Cyber-Anarchists Twist Their Panties Over “GhostNet”

Do you want to generate a ton of press over an everyday occurrence and drive attention to your liberal cause? This is how you do it, as proven by Ron Deibert of the University of Toronto, CitizenLab and Munk Centre.

Ron Deibert attempting to make people think he has l33t Skillz in computer security, but he barely has skills in Google Picasa.

• Step 1: Pick a popular leftist cause or nation-state.

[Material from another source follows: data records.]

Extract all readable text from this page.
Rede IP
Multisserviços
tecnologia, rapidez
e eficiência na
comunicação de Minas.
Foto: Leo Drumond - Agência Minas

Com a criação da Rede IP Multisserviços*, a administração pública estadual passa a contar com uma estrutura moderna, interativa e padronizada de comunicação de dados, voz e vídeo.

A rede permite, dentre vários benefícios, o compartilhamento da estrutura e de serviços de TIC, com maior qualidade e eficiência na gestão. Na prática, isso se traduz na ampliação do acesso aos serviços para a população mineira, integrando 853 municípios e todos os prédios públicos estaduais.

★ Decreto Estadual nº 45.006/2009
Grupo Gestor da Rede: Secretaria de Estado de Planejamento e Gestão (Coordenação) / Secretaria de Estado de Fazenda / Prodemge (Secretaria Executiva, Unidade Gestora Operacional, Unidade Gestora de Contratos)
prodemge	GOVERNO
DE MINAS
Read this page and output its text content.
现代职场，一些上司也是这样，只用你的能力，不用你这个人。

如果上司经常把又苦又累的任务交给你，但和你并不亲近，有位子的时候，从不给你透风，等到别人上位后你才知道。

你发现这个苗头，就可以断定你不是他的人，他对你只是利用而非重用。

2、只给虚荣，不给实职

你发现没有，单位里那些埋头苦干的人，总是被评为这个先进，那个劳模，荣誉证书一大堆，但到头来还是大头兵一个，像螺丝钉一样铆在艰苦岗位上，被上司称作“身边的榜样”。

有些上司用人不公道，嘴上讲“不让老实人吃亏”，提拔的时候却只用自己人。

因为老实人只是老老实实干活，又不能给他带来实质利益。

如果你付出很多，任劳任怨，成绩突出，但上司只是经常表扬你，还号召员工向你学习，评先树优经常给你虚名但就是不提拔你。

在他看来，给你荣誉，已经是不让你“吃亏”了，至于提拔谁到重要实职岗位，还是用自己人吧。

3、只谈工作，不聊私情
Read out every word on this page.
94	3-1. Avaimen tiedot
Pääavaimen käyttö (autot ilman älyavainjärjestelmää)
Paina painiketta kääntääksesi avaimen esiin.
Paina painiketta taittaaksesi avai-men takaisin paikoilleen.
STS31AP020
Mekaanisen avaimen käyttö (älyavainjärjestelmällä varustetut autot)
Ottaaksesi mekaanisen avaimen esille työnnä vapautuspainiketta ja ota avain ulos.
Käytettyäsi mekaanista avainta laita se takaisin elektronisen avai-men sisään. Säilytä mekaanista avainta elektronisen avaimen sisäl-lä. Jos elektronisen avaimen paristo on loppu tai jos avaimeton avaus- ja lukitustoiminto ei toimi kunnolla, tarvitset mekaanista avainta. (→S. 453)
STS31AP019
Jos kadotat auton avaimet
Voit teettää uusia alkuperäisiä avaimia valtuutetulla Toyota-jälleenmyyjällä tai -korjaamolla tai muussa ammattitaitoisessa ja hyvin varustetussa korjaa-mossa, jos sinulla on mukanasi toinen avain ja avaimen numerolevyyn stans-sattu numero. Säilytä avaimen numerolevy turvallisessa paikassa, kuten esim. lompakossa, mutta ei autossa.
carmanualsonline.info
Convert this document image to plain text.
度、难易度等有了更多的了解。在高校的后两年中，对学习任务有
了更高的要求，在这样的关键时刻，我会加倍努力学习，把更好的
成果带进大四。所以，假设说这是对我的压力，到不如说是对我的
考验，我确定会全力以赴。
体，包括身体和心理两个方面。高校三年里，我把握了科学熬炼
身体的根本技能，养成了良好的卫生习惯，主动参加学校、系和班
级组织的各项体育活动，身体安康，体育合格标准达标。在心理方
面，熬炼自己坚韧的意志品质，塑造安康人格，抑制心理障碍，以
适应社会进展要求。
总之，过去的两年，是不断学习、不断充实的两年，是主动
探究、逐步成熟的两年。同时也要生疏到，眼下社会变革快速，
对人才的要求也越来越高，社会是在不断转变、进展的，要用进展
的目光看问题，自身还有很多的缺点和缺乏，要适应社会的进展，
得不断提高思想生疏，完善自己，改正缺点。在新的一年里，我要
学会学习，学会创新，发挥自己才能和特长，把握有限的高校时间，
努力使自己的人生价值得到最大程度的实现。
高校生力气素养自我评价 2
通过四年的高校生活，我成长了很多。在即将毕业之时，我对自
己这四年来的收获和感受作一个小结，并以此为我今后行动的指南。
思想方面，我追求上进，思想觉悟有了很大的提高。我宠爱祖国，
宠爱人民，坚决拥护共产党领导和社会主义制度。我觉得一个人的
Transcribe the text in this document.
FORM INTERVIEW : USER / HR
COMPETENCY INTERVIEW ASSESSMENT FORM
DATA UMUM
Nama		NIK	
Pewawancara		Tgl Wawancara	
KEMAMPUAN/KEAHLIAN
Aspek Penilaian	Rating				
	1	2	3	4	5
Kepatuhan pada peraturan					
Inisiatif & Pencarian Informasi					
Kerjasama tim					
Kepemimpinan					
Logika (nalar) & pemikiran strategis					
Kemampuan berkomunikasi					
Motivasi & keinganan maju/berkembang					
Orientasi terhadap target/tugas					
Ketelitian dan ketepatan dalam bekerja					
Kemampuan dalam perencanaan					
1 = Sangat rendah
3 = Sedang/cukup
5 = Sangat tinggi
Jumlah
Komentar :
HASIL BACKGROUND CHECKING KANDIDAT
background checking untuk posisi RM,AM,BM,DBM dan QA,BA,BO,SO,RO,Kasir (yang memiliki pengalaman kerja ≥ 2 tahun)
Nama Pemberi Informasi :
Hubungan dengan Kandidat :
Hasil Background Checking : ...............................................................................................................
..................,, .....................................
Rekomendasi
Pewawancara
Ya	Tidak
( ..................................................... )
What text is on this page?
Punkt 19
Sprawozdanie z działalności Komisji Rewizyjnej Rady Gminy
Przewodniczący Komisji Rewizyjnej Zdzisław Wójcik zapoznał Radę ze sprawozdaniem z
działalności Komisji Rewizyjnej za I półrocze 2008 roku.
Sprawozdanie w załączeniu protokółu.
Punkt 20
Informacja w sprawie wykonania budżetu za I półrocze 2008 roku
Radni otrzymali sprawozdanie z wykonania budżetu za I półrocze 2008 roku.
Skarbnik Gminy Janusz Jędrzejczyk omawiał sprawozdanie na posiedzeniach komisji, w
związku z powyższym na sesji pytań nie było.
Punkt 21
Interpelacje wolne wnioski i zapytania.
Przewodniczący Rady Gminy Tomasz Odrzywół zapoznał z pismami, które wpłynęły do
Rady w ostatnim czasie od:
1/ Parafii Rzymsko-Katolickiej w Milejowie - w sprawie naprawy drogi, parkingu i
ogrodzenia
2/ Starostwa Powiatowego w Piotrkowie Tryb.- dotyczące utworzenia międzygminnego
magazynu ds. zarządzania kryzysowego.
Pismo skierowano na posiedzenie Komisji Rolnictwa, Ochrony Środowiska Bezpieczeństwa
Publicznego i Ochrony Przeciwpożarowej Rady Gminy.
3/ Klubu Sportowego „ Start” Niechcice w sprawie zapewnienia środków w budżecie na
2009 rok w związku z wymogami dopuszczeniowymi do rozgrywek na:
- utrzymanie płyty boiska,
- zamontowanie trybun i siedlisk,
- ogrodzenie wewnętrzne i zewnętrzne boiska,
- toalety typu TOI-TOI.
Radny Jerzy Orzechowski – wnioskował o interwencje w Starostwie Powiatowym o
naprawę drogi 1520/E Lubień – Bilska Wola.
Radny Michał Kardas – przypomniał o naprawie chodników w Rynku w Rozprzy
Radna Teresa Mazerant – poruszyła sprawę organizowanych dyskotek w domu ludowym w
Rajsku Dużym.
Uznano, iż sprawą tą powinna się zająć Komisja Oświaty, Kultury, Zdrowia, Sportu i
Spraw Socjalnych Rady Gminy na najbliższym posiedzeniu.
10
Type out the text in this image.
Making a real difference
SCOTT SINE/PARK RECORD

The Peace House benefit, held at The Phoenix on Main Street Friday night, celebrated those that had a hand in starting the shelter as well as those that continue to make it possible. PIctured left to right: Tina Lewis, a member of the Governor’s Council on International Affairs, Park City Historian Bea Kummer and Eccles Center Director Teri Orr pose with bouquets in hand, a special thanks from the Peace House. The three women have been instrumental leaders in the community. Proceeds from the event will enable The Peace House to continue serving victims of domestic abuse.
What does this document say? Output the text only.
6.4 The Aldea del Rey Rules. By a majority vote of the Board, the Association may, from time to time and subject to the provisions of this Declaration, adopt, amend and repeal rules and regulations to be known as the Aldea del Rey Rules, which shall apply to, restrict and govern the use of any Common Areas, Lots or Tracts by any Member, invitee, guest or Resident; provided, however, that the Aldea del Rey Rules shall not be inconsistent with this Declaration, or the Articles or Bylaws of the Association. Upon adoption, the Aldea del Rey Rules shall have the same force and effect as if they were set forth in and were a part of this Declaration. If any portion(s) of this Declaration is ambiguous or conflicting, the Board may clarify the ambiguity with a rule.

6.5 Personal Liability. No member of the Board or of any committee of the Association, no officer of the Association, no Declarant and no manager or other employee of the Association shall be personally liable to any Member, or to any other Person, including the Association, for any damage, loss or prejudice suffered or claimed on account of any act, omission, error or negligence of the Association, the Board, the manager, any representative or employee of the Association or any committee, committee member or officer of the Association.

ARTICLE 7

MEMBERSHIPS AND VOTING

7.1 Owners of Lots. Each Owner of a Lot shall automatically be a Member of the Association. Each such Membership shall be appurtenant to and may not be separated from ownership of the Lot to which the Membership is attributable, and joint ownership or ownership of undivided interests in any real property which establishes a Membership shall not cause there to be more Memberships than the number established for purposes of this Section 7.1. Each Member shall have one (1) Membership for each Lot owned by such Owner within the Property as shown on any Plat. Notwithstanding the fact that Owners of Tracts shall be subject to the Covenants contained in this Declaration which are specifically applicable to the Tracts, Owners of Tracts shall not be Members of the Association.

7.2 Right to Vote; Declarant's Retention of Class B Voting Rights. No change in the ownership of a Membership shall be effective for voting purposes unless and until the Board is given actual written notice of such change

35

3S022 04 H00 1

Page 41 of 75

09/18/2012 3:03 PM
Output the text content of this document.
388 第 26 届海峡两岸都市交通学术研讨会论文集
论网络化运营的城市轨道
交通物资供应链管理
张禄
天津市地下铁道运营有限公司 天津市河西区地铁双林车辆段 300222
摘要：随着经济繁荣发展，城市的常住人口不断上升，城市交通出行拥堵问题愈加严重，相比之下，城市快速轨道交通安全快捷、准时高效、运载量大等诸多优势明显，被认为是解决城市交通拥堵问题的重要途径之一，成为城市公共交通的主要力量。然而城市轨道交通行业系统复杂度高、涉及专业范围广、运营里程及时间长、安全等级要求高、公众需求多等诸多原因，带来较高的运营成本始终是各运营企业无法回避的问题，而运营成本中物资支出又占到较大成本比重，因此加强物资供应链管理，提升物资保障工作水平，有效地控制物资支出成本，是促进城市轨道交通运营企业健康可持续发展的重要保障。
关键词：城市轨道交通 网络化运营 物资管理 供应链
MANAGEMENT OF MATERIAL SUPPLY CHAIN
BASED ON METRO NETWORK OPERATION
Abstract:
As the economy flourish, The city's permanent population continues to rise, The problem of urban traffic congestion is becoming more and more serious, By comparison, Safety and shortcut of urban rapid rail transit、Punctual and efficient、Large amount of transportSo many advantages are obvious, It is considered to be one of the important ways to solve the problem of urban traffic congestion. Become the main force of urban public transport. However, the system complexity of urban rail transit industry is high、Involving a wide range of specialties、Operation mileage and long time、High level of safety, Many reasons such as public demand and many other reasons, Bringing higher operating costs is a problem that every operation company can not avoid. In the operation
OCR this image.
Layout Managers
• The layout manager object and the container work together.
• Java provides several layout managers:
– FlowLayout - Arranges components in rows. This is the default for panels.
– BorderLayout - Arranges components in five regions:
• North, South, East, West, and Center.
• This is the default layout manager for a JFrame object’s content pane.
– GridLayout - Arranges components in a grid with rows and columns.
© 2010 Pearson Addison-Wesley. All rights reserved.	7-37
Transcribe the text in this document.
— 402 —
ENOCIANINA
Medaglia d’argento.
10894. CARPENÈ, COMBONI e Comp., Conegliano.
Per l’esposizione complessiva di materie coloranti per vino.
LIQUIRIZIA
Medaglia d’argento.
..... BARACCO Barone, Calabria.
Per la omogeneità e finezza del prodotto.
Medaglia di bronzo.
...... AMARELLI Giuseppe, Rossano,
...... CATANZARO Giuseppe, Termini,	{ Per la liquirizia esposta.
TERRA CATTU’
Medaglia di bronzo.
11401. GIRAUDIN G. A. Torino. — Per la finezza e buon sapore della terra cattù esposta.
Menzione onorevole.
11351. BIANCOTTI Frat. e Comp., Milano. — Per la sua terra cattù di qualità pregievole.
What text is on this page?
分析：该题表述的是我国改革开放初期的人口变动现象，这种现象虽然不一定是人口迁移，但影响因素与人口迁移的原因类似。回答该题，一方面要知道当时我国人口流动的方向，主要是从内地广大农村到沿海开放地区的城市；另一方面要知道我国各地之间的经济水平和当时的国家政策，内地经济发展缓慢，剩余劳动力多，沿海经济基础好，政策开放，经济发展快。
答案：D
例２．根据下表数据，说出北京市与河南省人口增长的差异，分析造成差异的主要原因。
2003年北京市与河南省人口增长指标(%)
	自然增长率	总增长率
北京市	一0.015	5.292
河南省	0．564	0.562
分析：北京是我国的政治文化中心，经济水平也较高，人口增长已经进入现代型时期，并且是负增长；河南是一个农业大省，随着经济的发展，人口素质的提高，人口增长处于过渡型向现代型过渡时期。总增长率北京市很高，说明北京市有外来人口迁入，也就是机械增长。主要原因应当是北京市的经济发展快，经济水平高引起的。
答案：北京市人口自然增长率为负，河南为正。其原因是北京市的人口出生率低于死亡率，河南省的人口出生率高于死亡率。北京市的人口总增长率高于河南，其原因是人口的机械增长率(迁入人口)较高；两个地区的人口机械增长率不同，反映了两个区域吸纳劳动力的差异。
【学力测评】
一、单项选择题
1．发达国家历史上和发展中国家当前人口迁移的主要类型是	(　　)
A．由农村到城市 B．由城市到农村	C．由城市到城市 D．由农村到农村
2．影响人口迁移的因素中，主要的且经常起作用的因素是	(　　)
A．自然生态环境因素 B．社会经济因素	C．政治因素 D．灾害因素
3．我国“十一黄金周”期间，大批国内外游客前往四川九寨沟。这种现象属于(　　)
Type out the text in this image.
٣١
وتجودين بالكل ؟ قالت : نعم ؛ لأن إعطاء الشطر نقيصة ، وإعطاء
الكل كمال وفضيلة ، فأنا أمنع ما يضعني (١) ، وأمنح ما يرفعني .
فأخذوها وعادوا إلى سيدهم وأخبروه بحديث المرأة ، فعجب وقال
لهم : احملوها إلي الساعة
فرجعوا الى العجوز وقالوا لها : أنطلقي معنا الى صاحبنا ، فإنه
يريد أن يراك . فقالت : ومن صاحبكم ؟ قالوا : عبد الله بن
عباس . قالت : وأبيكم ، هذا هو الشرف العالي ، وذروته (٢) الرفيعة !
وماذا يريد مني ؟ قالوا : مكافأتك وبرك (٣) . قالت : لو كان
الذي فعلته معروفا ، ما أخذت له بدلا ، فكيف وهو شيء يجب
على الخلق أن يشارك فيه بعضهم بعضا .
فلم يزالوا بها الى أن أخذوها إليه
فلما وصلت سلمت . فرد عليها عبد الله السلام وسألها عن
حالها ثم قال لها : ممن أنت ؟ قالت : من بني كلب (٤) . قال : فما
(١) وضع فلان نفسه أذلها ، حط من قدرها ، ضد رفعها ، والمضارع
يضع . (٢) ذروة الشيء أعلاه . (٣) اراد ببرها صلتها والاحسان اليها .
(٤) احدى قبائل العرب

For instance, global warming or Palestine.
• Step 2: Declare that the target is being attacked by its arch-nemesis.  In the case above, that would be Big Oil or Israel.
• Step 3:  Declare that the adversary is stealing documents with a remote control hacker program, and that the activity is part of a vast far reaching network.
• Step 4:  Come up with a cool name for this fake network like “PhantomMenace” or “GhostNet.”
• Step 5:  Profit!

This is exactly what Deibert did with this paper here, which accuses China of running a coordinated cyber attack against the remnants of the exiled Tibetan government to steal documents and intelligence.

Out of 53 pages, there is very little factual information and a ton of conjecture.  Some of the conjecture suggests that only the CIA, Israel and China would have the capabilities to do something on this scale of sophistication, but when you look at the facts, you find that the cyber issues being discussed are common everyday occurrences.

Fact:  The GhostNet “malware” is a remote control backdoor trojan horse program.  Such programs have been around for over a decade, like Back Orifice or SubSeven.  This malware has the odious capability of being able to turn on the camera and microphone.  Big deal.  SubSeven was doing that back in ’99.

Fact:  The malware was distributed by a phishing attack.  The email included an attachment of a word document that was trojanized to install a remote control trojan.  This is what phishing attacks do, but Deibert treats this like some sort of advanced cyber-warfare tactic.  Deibert even includes a copy of the email, but like the amateur he is, neglects to include a real copy that includes email headers that would show the internet trail and true sender’s identity.

Fact:  Members of the Exiled government of Tibet were stupid and clicked on the attachment and neglected to keep their systems up to date.  The only way Diebert’s crew was able to analyze the attack was to investigate pwn3d hosts.  Since they are buddy-buddy with the Tibetans, they were granted access.  I guess exiled governments can’t afford real professional cyber forensic teams, so they get Canadian anarchists to do the work instead.

Fact:  Once hackers had access to the affected systems, they stole documents and other valueable data.  This is what hackers do.  And apparently this fact is news to Deibert and his ilk.  So much so that they wrote a paper about it and held a press conference.

But doing cyber work is secondary to these guys.  What they are really trying to do is drum up sympathy for their cause.  And judging by the amount of press they are getting, it seems to be working.  It is just a shame that there are no credible cyber experts in the journalism field that are calling these guys out for their sloppy analysis and questioning their motives.

I wrote about these guys two years ago when they were creating a P2P proxy network to let their friends in China evade government censorship.  The fact that they are Canadians and commited acts of anarchy in the US during the WTO meetings in Seattle, and worship Che Guevara, Karl Marx and Noam Chomsky, destroys all shreds of credibility.